What Living In New York City Has Taught Me About Life And Love

By

Betty and Earl. They must be in their mid 80s. Maybe low 90s. They are the picture perfect elderly-something-year old couple. Their patio furniture stays under the plastic and bricks all summer long. They smile a lot, and nod even more.

When we meet in the hallway or laundry room, Betty can’t hear a word I say. “What?” When I tell her I think the baby likes her, “What?” she says again, putting her hand to her ear as if it will create a speaker to suck in the sound.

Once, I was out of milk for the baby, and I knocked on the door. Earl yelled “Who is it?” then let me in and gave me the rest of an expired carton.

Their house was meticulous. Betty knows what she’s doing. She’s raised two girls; she has lived three of my lives. But for the most part, I see them, walking down the hall together; totally with it, totally nailing this thing called life.

On any given afternoon, you will see their two pairs of shoes lined up outside their door. Worn brown dockers and old white New Balances, laces open as proof of the life that lives inside. And at night, there is no place that makes me feel more at peace with my soul than laying in bed listening them rip each other a new asshole.

“Well did you or didn’t you?” Betty yells. Earl’s voice is lower, but meaner. “Would you just leave..me…alone?”

I text my husband. “It’s Betty vs. Earl, round 8 million. Wtf could they be fighting about??? The coasters?”

There is something about apartment living that saves my life. And I think it’s this. It’s Betty asking Earl why the hell he didn’t use a coaster. It’s the noise of something outside myself that reminds me of the simultaneity of our existence. How easy it is to get caught up in yourself; your world becomes THE world, and the weight of that can be exhausting.

For me, it’s heaviest at night, after my children are asleep. The dishwasher hums among the silence, erasing any evidence of the chaos that swallowed me less than 15 minutes before. The world is a kindergarten application, the construction on the Kosciosko bridge that ruins a commute, my father’s cancer, my husbands kidney disease.

It is the excess of papers sharing tired magnets on the refrigerator, the semi-clogged bathtub. It’s the car payment, a tired-out teaching career, the to-do list that has dusted and fallen behind the counter, a hairline planning its retreat. And I am the only character, the leading role.  Everything that was ever anything is beaming down onto me, squeezing and pulling my mind while pressing my soul into the ground.

Then Israel from upstairs drags a splintery stool across the floor. Boom. My world expands, back into THE world. I shrink; I can breathe. I picture him,  curious what he’s reaching for on top of his musky closet; wonder about the color of his walls, the condition of his floors…and of his life. Earl calls Betty an asshole, and just like that, I’ve been saved.

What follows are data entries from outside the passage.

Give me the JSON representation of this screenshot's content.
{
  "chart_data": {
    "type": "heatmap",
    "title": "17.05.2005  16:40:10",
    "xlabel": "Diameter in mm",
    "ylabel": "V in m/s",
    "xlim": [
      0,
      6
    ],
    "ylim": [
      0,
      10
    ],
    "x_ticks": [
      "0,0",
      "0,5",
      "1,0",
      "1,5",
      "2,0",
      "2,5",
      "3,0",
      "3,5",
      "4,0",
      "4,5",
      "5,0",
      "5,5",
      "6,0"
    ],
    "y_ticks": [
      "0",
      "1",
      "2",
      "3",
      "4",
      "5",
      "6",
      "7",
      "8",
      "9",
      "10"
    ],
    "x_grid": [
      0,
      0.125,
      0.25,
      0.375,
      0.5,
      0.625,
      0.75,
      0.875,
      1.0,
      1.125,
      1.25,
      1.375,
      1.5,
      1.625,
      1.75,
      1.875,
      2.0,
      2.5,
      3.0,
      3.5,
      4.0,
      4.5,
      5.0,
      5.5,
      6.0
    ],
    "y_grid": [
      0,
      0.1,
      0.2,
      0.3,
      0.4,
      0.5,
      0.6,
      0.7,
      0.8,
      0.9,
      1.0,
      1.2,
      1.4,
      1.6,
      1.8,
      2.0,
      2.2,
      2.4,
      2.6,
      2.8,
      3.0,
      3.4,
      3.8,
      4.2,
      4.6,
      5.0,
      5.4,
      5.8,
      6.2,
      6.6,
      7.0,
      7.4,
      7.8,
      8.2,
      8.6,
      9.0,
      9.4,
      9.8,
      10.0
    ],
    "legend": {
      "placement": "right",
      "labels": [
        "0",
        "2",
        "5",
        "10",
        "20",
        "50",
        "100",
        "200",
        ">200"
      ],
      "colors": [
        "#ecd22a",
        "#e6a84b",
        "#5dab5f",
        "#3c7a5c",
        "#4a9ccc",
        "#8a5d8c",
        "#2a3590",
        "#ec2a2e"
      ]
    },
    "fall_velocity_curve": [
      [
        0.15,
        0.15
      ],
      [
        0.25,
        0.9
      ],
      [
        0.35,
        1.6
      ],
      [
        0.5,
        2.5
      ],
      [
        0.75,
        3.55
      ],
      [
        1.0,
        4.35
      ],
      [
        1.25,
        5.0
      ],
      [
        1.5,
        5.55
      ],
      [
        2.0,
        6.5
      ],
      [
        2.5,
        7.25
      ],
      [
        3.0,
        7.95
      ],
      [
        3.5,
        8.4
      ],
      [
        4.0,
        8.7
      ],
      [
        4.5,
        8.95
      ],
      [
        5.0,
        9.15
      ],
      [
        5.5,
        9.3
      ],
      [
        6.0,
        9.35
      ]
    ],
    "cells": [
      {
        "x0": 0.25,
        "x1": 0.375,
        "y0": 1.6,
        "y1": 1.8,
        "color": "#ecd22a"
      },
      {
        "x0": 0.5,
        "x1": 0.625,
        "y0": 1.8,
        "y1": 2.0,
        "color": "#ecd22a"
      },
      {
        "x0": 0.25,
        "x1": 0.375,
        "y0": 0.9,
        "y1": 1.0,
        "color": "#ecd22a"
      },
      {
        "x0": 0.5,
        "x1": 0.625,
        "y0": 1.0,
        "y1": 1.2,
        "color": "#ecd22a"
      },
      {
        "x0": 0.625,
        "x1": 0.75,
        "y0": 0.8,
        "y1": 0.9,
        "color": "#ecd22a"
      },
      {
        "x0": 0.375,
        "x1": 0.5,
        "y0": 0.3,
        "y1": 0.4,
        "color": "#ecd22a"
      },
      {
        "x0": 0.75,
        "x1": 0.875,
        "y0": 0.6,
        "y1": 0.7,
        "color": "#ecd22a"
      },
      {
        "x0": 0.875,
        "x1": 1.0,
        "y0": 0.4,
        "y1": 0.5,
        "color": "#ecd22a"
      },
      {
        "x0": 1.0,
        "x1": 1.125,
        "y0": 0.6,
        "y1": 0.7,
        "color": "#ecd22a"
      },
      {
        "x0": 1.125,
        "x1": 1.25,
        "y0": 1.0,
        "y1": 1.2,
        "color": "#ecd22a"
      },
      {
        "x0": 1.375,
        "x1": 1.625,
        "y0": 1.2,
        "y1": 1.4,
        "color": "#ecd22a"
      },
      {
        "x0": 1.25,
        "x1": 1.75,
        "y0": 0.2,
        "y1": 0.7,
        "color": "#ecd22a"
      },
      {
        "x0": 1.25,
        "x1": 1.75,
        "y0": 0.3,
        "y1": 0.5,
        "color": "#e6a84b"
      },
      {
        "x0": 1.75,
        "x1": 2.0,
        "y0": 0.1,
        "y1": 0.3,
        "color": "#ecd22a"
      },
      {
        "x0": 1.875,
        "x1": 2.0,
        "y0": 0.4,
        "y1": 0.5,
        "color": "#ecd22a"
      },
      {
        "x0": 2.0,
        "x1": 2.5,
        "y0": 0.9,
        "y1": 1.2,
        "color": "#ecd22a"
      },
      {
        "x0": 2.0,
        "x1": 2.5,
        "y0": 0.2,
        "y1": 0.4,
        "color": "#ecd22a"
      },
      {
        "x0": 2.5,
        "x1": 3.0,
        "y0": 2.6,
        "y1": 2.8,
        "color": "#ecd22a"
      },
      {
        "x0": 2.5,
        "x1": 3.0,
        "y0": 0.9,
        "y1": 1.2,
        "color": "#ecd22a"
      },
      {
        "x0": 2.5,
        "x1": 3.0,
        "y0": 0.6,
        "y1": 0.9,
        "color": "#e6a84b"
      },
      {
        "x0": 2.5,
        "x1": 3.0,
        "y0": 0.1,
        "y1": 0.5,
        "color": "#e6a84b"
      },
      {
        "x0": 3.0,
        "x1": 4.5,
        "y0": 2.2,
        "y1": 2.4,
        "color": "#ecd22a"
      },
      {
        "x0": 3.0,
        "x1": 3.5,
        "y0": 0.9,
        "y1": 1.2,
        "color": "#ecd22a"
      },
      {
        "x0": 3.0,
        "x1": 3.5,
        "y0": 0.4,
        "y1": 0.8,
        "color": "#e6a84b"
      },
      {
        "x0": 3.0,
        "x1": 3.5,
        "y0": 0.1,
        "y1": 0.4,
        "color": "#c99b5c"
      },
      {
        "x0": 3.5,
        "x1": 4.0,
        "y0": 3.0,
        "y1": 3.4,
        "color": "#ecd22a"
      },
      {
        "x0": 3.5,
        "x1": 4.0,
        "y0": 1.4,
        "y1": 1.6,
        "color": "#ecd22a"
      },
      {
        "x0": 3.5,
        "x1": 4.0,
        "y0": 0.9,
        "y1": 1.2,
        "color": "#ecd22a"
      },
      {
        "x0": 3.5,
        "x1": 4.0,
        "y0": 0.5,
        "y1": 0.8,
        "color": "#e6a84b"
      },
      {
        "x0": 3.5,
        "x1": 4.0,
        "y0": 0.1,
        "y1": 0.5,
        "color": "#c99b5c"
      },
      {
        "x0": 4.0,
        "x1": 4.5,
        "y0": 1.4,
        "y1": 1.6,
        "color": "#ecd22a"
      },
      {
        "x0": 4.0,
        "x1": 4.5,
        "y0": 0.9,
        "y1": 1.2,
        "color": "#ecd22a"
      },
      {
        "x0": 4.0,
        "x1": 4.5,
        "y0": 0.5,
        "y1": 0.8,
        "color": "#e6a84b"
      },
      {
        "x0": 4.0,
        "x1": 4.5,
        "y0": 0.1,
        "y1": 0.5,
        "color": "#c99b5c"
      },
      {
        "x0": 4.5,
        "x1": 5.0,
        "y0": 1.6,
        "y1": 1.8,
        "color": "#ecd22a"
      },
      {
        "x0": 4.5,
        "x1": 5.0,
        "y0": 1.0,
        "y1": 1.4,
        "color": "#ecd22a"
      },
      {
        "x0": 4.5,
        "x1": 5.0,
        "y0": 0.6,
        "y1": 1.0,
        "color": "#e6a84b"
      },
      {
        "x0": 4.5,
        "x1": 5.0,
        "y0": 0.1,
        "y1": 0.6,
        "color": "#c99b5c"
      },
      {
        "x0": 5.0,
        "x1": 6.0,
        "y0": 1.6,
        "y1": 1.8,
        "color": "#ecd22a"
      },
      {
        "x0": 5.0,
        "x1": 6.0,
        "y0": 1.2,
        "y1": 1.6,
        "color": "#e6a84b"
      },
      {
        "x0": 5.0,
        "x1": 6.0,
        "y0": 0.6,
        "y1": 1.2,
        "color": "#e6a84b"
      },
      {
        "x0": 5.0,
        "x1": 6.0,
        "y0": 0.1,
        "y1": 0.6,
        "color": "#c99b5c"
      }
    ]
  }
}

Maybe that’s what New York has done for me all these years; It makes me small. Each day I grow into the bubble of my egocentricity, and each night, I’m punctured and deflated again, relieved.

It’s forced me to become Waldo in the book of my own life, if Waldo didn’t repeat, and the pages were endless. When I become smaller, so do my problems. So does my pain.  I owe it to this city; it hides me among all these people, all their anger, their anxiety, their love. Their coasters lying unused on a table, next to a ring of condensation, and a rainbow of resentment.

My walls talk; my ceilings whisper. There is so much life beyond your own. They caught me, thinking I was the center of it all.

I text my husband, “I hope we can live long enough to be fighting about coasters, too.”